Así es, aunque en realidad sí participé, pero a mi manera, no a la de los curadores del G2 (KGB cubana); mi obra fue la negación de Adiós Utopía. Niego la utopía revolucionaria, ya que nunca lo fue —la revolu siempre ha sido nacionalsocialismo con pespuntes rojos, para disimular— y niego el adiós a la utopía del arte, porque eso es lo que la dictadura persigue: hacernos creer que es utópico y atraernos hacia el lado oscuro del arte, donde la obra —despojada del lastre de la ética y reducido su instinto salvaje de transgredir cualquier límite- solo es un vehículo hacia el éxito comercial y el reconocimiento personal. Tientan al ego del artista, para corromperlo —¿No ves que el arte no cambia nada? No puedes cambiar el mundo, madura de una vez, te susurran. Piensa en tu obra y en el reconocimiento que merece. ¿Vas a dejar que otros se lleven todo el mérito? ¿Te vas a condenar al olvido por tonterías políticas? O como me dijo René Francisco en un messenger: mira a Picasso y a Magritte, fueron comunistas y no pasa nada. Deja la política a los políticos, que para eso están; lo que importa es la obra…— y así poder manipularlo mejor.
No me negué de entrada; primero traté de entender el proyecto que me proponían antes de tomar una decisión, pero no fue fácil, debido al secretismo que lo rodeaba. La expo me la propuso Gerardo Mosquera, advirtiéndome que no debía contárselo a nadie. Me dijo que una pieza mía —Reviva la revolu—, perdida en el museo nacional desde 1988, había aparecido por fin y que él quería incluirla en Adiós Utopía, por su importancia histórica y tal, pero no me pudo dar más detalles. Después me escribieron los cocuradores americanos y logré sacarles la lista de participantes y la estructura de la muestra, de las que deduje que la curaduría no era seria, desde un punto de vista artístico o histórico; únicamente cobraba sentido desde el ángulo político y el ángulo no me gustó nada.
La lista de artistas marginaba muchos nombres cardinales —incluso de colectivos enteros, como el grupo de Juan-Sí y Artecalle—, todos del exilio o gusanos declarados y aceptaba otros —como Kcho y Chago Armada—, cuyos méritos artísticos están dopados por el régimen. Colar esos nombres en la historia del arte cubano era una broma castrista de mal gusto —valga la redundancia—, como meter aquella instalación de vacas en el Salón de mayo del 68.

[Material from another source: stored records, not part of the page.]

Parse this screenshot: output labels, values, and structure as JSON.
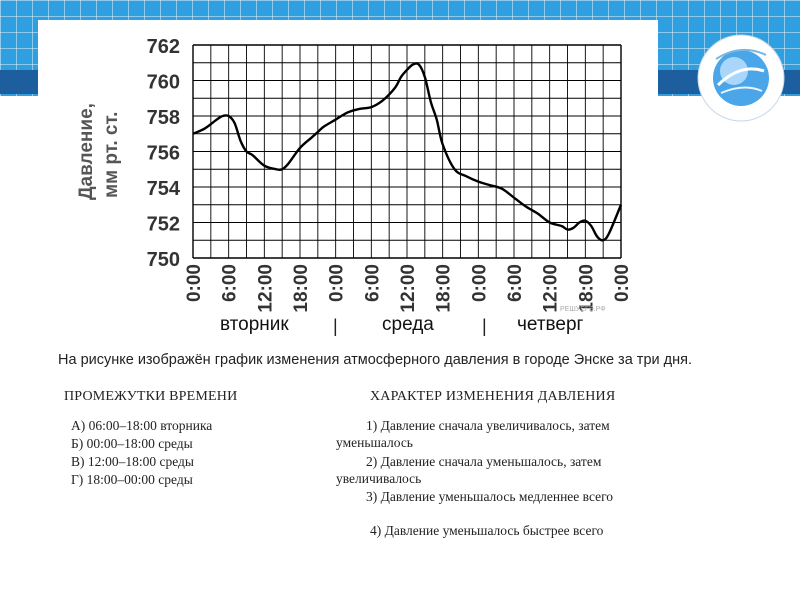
{
  "chart_data": {
    "type": "line",
    "title": "",
    "ylabel": "Давление, мм рт. ст.",
    "xlabel": "",
    "ylim": [
      750,
      762
    ],
    "yticks": [
      750,
      752,
      754,
      756,
      758,
      760,
      762
    ],
    "xticks": [
      "0:00",
      "6:00",
      "12:00",
      "18:00",
      "0:00",
      "6:00",
      "12:00",
      "18:00",
      "0:00",
      "6:00",
      "12:00",
      "18:00",
      "0:00"
    ],
    "days": [
      "вторник",
      "среда",
      "четверг"
    ],
    "grid": true,
    "series": [
      {
        "x": [
          0,
          2,
          4,
          5,
          6,
          7,
          8,
          9,
          10,
          12,
          14,
          15,
          16,
          18,
          20,
          21,
          22,
          24,
          26,
          28,
          30,
          32,
          34,
          35,
          36,
          37,
          38,
          39,
          40,
          41,
          42,
          44,
          46,
          48,
          50,
          52,
          54,
          56,
          58,
          60,
          62,
          63,
          64,
          65,
          66,
          67,
          68,
          69,
          70,
          72
        ],
        "values": [
          757.0,
          757.3,
          757.8,
          758.0,
          758.0,
          757.6,
          756.6,
          756.0,
          755.8,
          755.2,
          755.0,
          755.0,
          755.3,
          756.2,
          756.8,
          757.1,
          757.4,
          757.8,
          758.2,
          758.4,
          758.5,
          758.9,
          759.6,
          760.2,
          760.6,
          760.9,
          760.9,
          760.2,
          758.8,
          757.8,
          756.4,
          755.0,
          754.6,
          754.3,
          754.1,
          753.9,
          753.4,
          752.9,
          752.5,
          752.0,
          751.8,
          751.6,
          751.7,
          752.0,
          752.1,
          751.8,
          751.2,
          751.0,
          751.4,
          753.0
        ]
      }
    ]
  },
  "watermark": "РЕШУЕГЭ.РФ",
  "question": "На рисунке изображён график изменения атмосферного давления в городе Энске за три дня.",
  "left_column": {
    "header": "ПРОМЕЖУТКИ ВРЕМЕНИ",
    "items": [
      "А) 06:00–18:00 вторника",
      "Б) 00:00–18:00 среды",
      "В) 12:00–18:00 среды",
      "Г) 18:00–00:00 среды"
    ]
  },
  "right_column": {
    "header": "ХАРАКТЕР ИЗМЕНЕНИЯ ДАВЛЕНИЯ",
    "items": [
      {
        "line1": "1) Давление сначала увеличивалось, затем",
        "line2": "уменьшалось"
      },
      {
        "line1": "2) Давление сначала уменьшалось, затем",
        "line2": "увеличивалось"
      },
      {
        "line1": "3) Давление уменьшалось медленнее всего",
        "line2": ""
      },
      {
        "line1": "4) Давление уменьшалось быстрее всего",
        "line2": ""
      }
    ]
  },
  "colors": {
    "band": "#2f9fe0",
    "band_bar": "#1d5f9e",
    "curve": "#000000",
    "grid": "#000000"
  }
}
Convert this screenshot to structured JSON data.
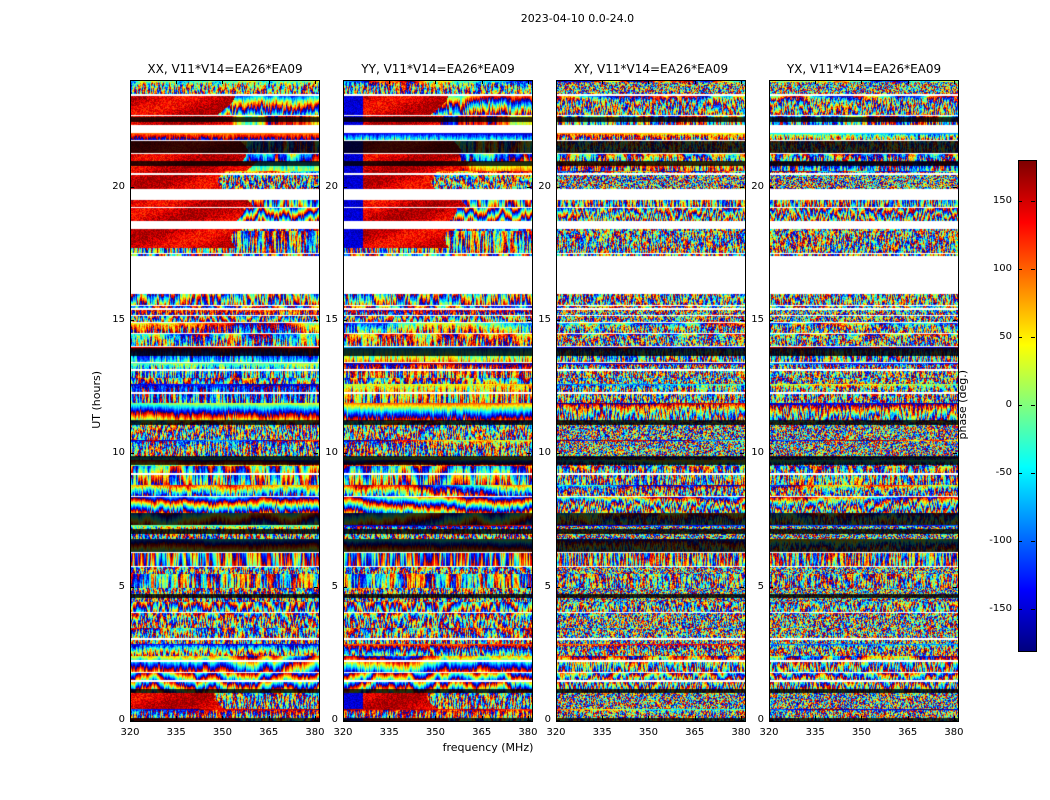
{
  "figure": {
    "suptitle": "2023-04-10 0.0-24.0",
    "xlabel": "frequency (MHz)",
    "ylabel": "UT (hours)",
    "colorbar_label": "phase (deg.)",
    "background": "#ffffff"
  },
  "chart_data": {
    "type": "heatmap",
    "title": "2023-04-10 0.0-24.0",
    "description": "Four dynamic-spectrum (waterfall) plots of interferometric visibility phase versus frequency and time for baseline V11*V14=EA26*EA09, one per polarization product, with a shared jet colorbar.",
    "panels": [
      {
        "label": "XX",
        "title": "XX, V11*V14=EA26*EA09",
        "style": "coherent",
        "warm_regions": [
          [
            17.75,
            23.45
          ],
          [
            0,
            1.35
          ]
        ],
        "cold_left_edge": false
      },
      {
        "label": "YY",
        "title": "YY, V11*V14=EA26*EA09",
        "style": "coherent",
        "warm_regions": [
          [
            17.75,
            23.45
          ],
          [
            0,
            1.35
          ]
        ],
        "cold_left_edge": true
      },
      {
        "label": "XY",
        "title": "XY, V11*V14=EA26*EA09",
        "style": "speckle",
        "warm_regions": [],
        "cold_left_edge": false
      },
      {
        "label": "YX",
        "title": "YX, V11*V14=EA26*EA09",
        "style": "speckle",
        "warm_regions": [],
        "cold_left_edge": false
      }
    ],
    "x": {
      "label": "frequency (MHz)",
      "min": 320,
      "max": 381,
      "ticks": [
        320,
        335,
        350,
        365,
        380
      ]
    },
    "y": {
      "label": "UT (hours)",
      "min": 0,
      "max": 24,
      "ticks": [
        0,
        5,
        10,
        15,
        20
      ]
    },
    "colorbar": {
      "label": "phase (deg.)",
      "min": -180,
      "max": 180,
      "ticks": [
        150,
        100,
        50,
        0,
        -50,
        -100,
        -150
      ],
      "colormap": "jet"
    },
    "gaps": [
      [
        16.0,
        17.45
      ],
      [
        18.45,
        18.75
      ],
      [
        19.55,
        19.95
      ],
      [
        22.05,
        22.35
      ]
    ],
    "thin_gaps": [
      23.5,
      20.55,
      15.5,
      13.2,
      12.35,
      9.3,
      3.1,
      2.3,
      1.55
    ],
    "dark_bands": [
      [
        22.45,
        22.65
      ],
      [
        20.8,
        21.0
      ],
      [
        13.7,
        14.0
      ],
      [
        11.1,
        11.3
      ],
      [
        9.6,
        9.95
      ],
      [
        7.0,
        7.2
      ],
      [
        4.6,
        4.75
      ],
      [
        1.05,
        1.2
      ]
    ],
    "seed": 42,
    "visual_features": [
      "XX and YY show coherent red/orange phase (~ +150 deg) below ~352 MHz between UT ~18 and ~23.5 and near UT 0-1.3",
      "YY shows a blue (~ -150 deg) strip at the lowest frequencies in the same upper interval",
      "White horizontal bands are data gaps common to all four panels",
      "XY and YX are fine-grained pseudo-random phase noise throughout",
      "Dark horizontal bands of low-amplitude scans cross all panels at common times"
    ]
  }
}
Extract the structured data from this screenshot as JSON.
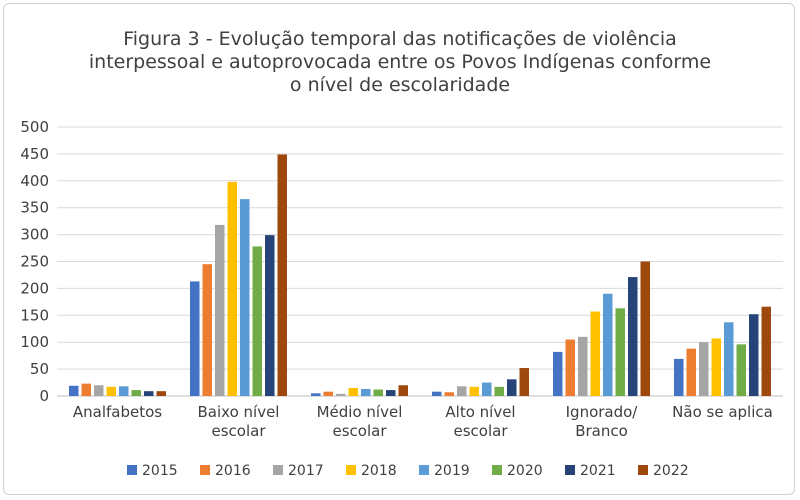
{
  "chart_data": {
    "type": "bar",
    "title_lines": [
      "Figura 3 - Evolução temporal das notificações de violência",
      "interpessoal e autoprovocada entre os Povos Indígenas conforme",
      "o nível de escolaridade"
    ],
    "categories": [
      "Analfabetos",
      "Baixo nível escolar",
      "Médio nível escolar",
      "Alto nível escolar",
      "Ignorado/ Branco",
      "Não se aplica"
    ],
    "category_lines": [
      [
        "Analfabetos"
      ],
      [
        "Baixo nível",
        "escolar"
      ],
      [
        "Médio nível",
        "escolar"
      ],
      [
        "Alto nível",
        "escolar"
      ],
      [
        "Ignorado/",
        "Branco"
      ],
      [
        "Não se aplica"
      ]
    ],
    "ylim": [
      0,
      500
    ],
    "yticks": [
      0,
      50,
      100,
      150,
      200,
      250,
      300,
      350,
      400,
      450,
      500
    ],
    "grid": true,
    "legend_position": "bottom",
    "series": [
      {
        "name": "2015",
        "color": "#4472C4",
        "values": [
          19,
          213,
          5,
          8,
          82,
          69
        ]
      },
      {
        "name": "2016",
        "color": "#ED7D31",
        "values": [
          23,
          245,
          8,
          7,
          105,
          88
        ]
      },
      {
        "name": "2017",
        "color": "#A5A5A5",
        "values": [
          20,
          318,
          4,
          18,
          110,
          100
        ]
      },
      {
        "name": "2018",
        "color": "#FFC000",
        "values": [
          17,
          398,
          15,
          17,
          157,
          107
        ]
      },
      {
        "name": "2019",
        "color": "#5B9BD5",
        "values": [
          18,
          366,
          13,
          25,
          190,
          137
        ]
      },
      {
        "name": "2020",
        "color": "#70AD47",
        "values": [
          11,
          278,
          12,
          17,
          163,
          96
        ]
      },
      {
        "name": "2021",
        "color": "#264478",
        "values": [
          9,
          299,
          11,
          31,
          221,
          152
        ]
      },
      {
        "name": "2022",
        "color": "#9E480E",
        "values": [
          9,
          449,
          20,
          52,
          250,
          166
        ]
      }
    ]
  }
}
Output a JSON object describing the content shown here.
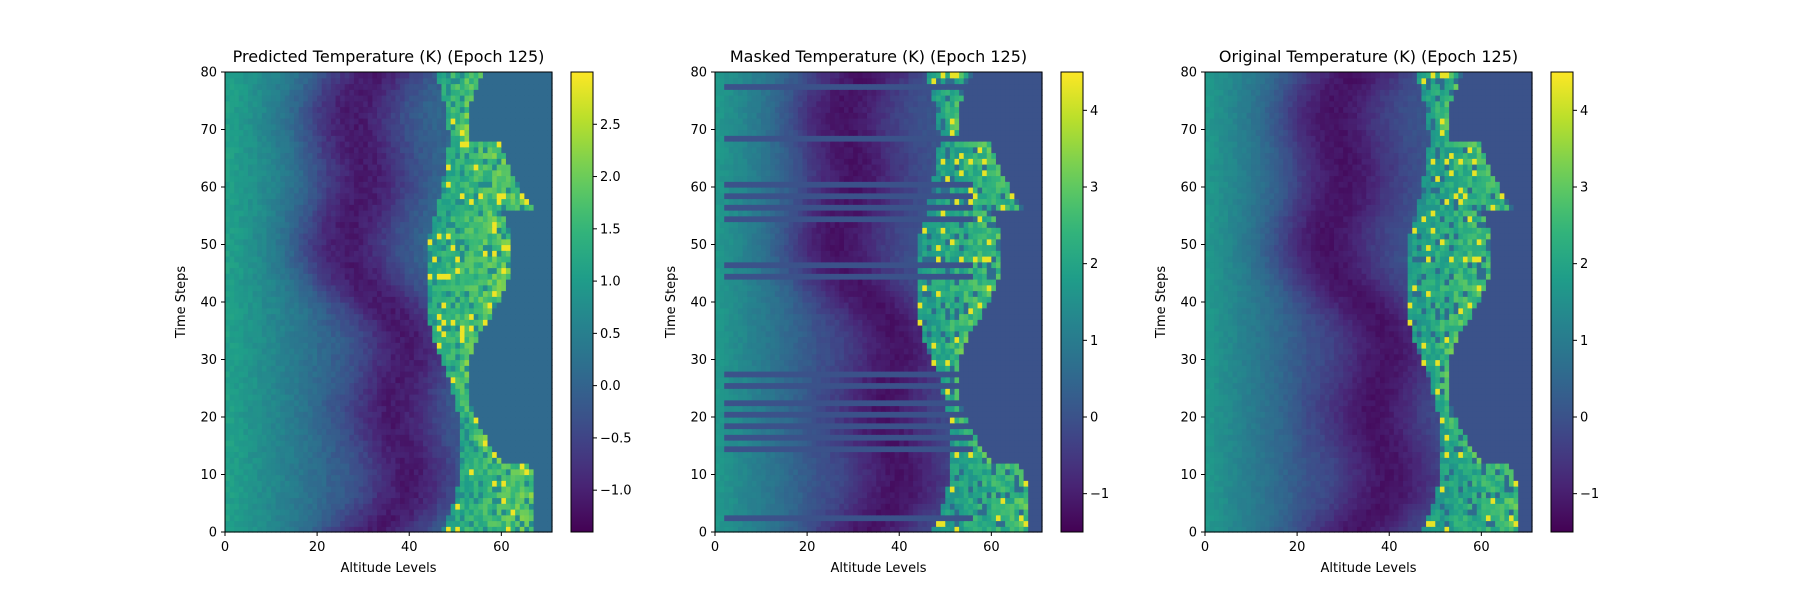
{
  "chart_data": [
    {
      "type": "heatmap",
      "title": "Predicted Temperature (K) (Epoch 125)",
      "xlabel": "Altitude Levels",
      "ylabel": "Time Steps",
      "xlim": [
        0,
        71
      ],
      "ylim": [
        0,
        80
      ],
      "xticks": [
        "0",
        "20",
        "40",
        "60"
      ],
      "yticks": [
        "0",
        "10",
        "20",
        "30",
        "40",
        "50",
        "60",
        "70",
        "80"
      ],
      "colormap": "viridis",
      "colorbar": {
        "min": -1.4,
        "max": 3.0,
        "ticks": [
          "−1.0",
          "−0.5",
          "0.0",
          "0.5",
          "1.0",
          "1.5",
          "2.0",
          "2.5"
        ],
        "tick_values": [
          -1.0,
          -0.5,
          0.0,
          0.5,
          1.0,
          1.5,
          2.0,
          2.5
        ]
      },
      "mask_rows": [],
      "field": {
        "left_value": 1.0,
        "trough_value": -1.1,
        "hot_value": 2.4,
        "hot_edge_value": 2.9,
        "background_value": 0.1,
        "active_extent_max": 67
      }
    },
    {
      "type": "heatmap",
      "title": "Masked Temperature (K) (Epoch 125)",
      "xlabel": "Altitude Levels",
      "ylabel": "Time Steps",
      "xlim": [
        0,
        71
      ],
      "ylim": [
        0,
        80
      ],
      "xticks": [
        "0",
        "20",
        "40",
        "60"
      ],
      "yticks": [
        "0",
        "10",
        "20",
        "30",
        "40",
        "50",
        "60",
        "70",
        "80"
      ],
      "colormap": "viridis",
      "colorbar": {
        "min": -1.5,
        "max": 4.5,
        "ticks": [
          "−1",
          "0",
          "1",
          "2",
          "3",
          "4"
        ],
        "tick_values": [
          -1,
          0,
          1,
          2,
          3,
          4
        ]
      },
      "mask_rows": [
        2,
        14,
        16,
        18,
        20,
        22,
        25,
        27,
        44,
        46,
        54,
        56,
        58,
        60,
        68,
        77
      ],
      "field": {
        "left_value": 1.6,
        "trough_value": -1.2,
        "hot_value": 3.4,
        "hot_edge_value": 4.3,
        "background_value": 0.0,
        "active_extent_max": 68
      }
    },
    {
      "type": "heatmap",
      "title": "Original Temperature (K) (Epoch 125)",
      "xlabel": "Altitude Levels",
      "ylabel": "Time Steps",
      "xlim": [
        0,
        71
      ],
      "ylim": [
        0,
        80
      ],
      "xticks": [
        "0",
        "20",
        "40",
        "60"
      ],
      "yticks": [
        "0",
        "10",
        "20",
        "30",
        "40",
        "50",
        "60",
        "70",
        "80"
      ],
      "colormap": "viridis",
      "colorbar": {
        "min": -1.5,
        "max": 4.5,
        "ticks": [
          "−1",
          "0",
          "1",
          "2",
          "3",
          "4"
        ],
        "tick_values": [
          -1,
          0,
          1,
          2,
          3,
          4
        ]
      },
      "mask_rows": [],
      "field": {
        "left_value": 1.6,
        "trough_value": -1.2,
        "hot_value": 3.4,
        "hot_edge_value": 4.3,
        "background_value": 0.0,
        "active_extent_max": 68
      }
    }
  ]
}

La listica también incluía obras de algunos artistas rebeldes del exilio y de dentro de la isla, pero la selección y/o el modo de clasificarlas y de presentarlas eran deliberadamente inocuos o propagandísticos para el régimen, obviando piezas incómodas políticamente, pero esenciales, artística e históricamente, para ilustrar el arte cubano posterior a la revolu, como supuestamente pretendía el discurso curatorial de Adiós Utopía. Obviaban al grupo Artecalle y, al mismo tiempo, me tentaban a exponer una obra mía, secuestrada por ellos durante décadas, pero curada de forma que pareciera emblemática de la revolu y no del chasco de toda una generación, como realmente fue.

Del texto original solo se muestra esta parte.